Uhhh, what’s the definition of For-profit? To hire quality teachers and offer a good curriculum would tend to make them cost more. More debt? Yeah, but wouldn’t actually knowing what you are doing by being better trained mean a better paying job and more of a chance to be able to pay off this debt? A lower chance of graduating? Does that mean it’s harder to get by without learning something?
– wearing their purple shirts.
One, these for-profit colleges get over 90% of their revenue from tax dollars. Over $30 billion a year of our money. That alone should invite some curiosity.
Two, they are targeting military veterans, which should concern anyone with a sense of decency.
Three, yes, “dangers” sounds hyperbolic, but ask one of the students who’s been misled into $90K in debt, and he’ll probably use much stronger language.
Four, the assumption that for-profits are market-based and therefore must pay their teachers better and produce a better education is simply false. I was a teacher there. Both counts false. Period.

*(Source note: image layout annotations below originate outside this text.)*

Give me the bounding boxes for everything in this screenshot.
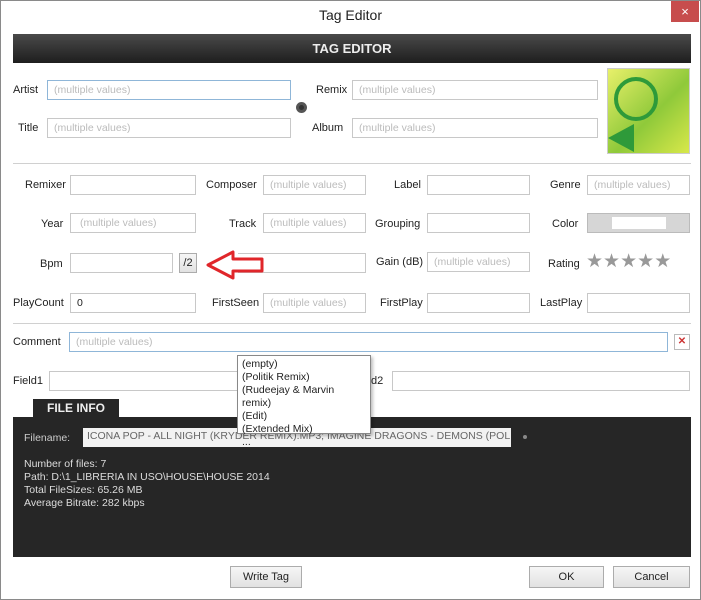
gain-label: Gain (dB) — [376, 256, 424, 268]
star-icon[interactable]: ★ — [620, 251, 637, 272]
gain-input[interactable]: (multiple values) — [427, 252, 530, 272]
star-icon[interactable]: ★ — [654, 251, 671, 272]
field2-input[interactable] — [392, 371, 690, 391]
composer-label: Composer — [206, 179, 257, 191]
genre-label: Genre — [550, 179, 581, 191]
album-label: Album — [312, 122, 344, 134]
dropdown-option[interactable]: (empty) — [242, 358, 366, 371]
track-input[interactable]: (multiple values) — [263, 213, 366, 233]
artist-label: Artist — [13, 84, 39, 96]
field2-label: d2 — [371, 375, 384, 387]
info-size: Total FileSizes: 65.26 MB — [24, 484, 143, 496]
album-art[interactable] — [607, 68, 690, 154]
cancel-button[interactable]: Cancel — [613, 566, 690, 588]
firstplay-label: FirstPlay — [380, 297, 423, 309]
grouping-input[interactable] — [427, 213, 530, 233]
divider — [13, 163, 691, 164]
write-tag-button[interactable]: Write Tag — [230, 566, 302, 588]
field1-label: Field1 — [13, 375, 43, 387]
dropdown-option[interactable]: ... — [242, 436, 366, 449]
bpm-input[interactable] — [70, 253, 173, 273]
tab-file-info[interactable]: FILE INFO — [33, 399, 119, 418]
bpm-label: Bpm — [40, 258, 63, 270]
dropdown-option[interactable]: (Extended Mix) — [242, 423, 366, 436]
window-title: Tag Editor — [318, 7, 383, 23]
album-input[interactable]: (multiple values) — [352, 118, 598, 138]
star-icon[interactable]: ★ — [603, 251, 620, 272]
red-arrow-annotation — [206, 250, 264, 280]
close-button[interactable]: × — [671, 1, 699, 22]
star-icon[interactable]: ★ — [586, 251, 603, 272]
firstseen-input[interactable]: (multiple values) — [263, 293, 366, 313]
remix-label: Remix — [316, 84, 348, 96]
remixer-label: Remixer — [25, 179, 66, 191]
color-label: Color — [552, 218, 579, 230]
dot-icon — [523, 435, 527, 439]
comment-label: Comment — [13, 336, 61, 348]
firstseen-label: FirstSeen — [212, 297, 260, 309]
remixer-input[interactable] — [70, 175, 196, 195]
color-picker[interactable] — [587, 213, 690, 233]
comment-input[interactable]: (multiple values) — [69, 332, 668, 352]
grouping-label: Grouping — [375, 218, 421, 230]
rating-stars[interactable]: ★★★★★ — [586, 251, 671, 272]
firstplay-input[interactable] — [427, 293, 530, 313]
composer-input[interactable]: (multiple values) — [263, 175, 366, 195]
swap-dot-icon[interactable] — [296, 102, 307, 113]
remix-input[interactable]: (multiple values) — [352, 80, 598, 100]
ok-button[interactable]: OK — [529, 566, 604, 588]
filename-label: Filename: — [24, 432, 71, 444]
dropdown-option[interactable]: (Rudeejay & Marvin remix) — [242, 384, 366, 410]
star-icon[interactable]: ★ — [637, 251, 654, 272]
header-bar: TAG EDITOR — [13, 34, 691, 63]
rating-label: Rating — [548, 258, 580, 270]
year-input[interactable]: (multiple values) — [70, 213, 196, 233]
lastplay-input[interactable] — [587, 293, 690, 313]
title-input[interactable]: (multiple values) — [47, 118, 291, 138]
dropdown-option[interactable]: (Politik Remix) — [242, 371, 366, 384]
genre-input[interactable]: (multiple values) — [587, 175, 690, 195]
year-label: Year — [41, 218, 64, 230]
artist-input[interactable]: (multiple values) — [47, 80, 291, 100]
title-label: Title — [18, 122, 39, 134]
half-bpm-button[interactable]: /2 — [179, 253, 197, 273]
clear-comment-button[interactable]: ✕ — [674, 334, 690, 350]
label-label: Label — [394, 179, 421, 191]
remix-dropdown: (empty) (Politik Remix) (Rudeejay & Marv… — [237, 355, 371, 448]
playcount-input[interactable]: 0 — [70, 293, 196, 313]
track-label: Track — [229, 218, 257, 230]
divider — [13, 323, 691, 324]
info-file-count: Number of files: 7 — [24, 458, 107, 470]
lastplay-label: LastPlay — [540, 297, 583, 309]
dropdown-option[interactable]: (Edit) — [242, 410, 366, 423]
info-bitrate: Average Bitrate: 282 kbps — [24, 497, 145, 509]
label-input[interactable] — [427, 175, 530, 195]
playcount-label: PlayCount — [13, 297, 64, 309]
tag-editor-window: Tag Editor × TAG EDITOR Artist (multiple… — [0, 0, 701, 600]
info-path: Path: D:\1_LIBRERIA IN USO\HOUSE\HOUSE 2… — [24, 471, 270, 483]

Five, please, please stop lumping me in with that idiot Ward Churchill just because he and I both taught college classes. It’s only a little less wrong-headed and annoying than lumping me in with Timothy McVeigh because both of us own a gun.
Assuming that the free-market solution must automatically be effective is just as foolish as a liberal assuming that a government solution must be. Are you a partisan hack or do you actually bother to find out facts before you judge?
CUW is right. This is a legit issue.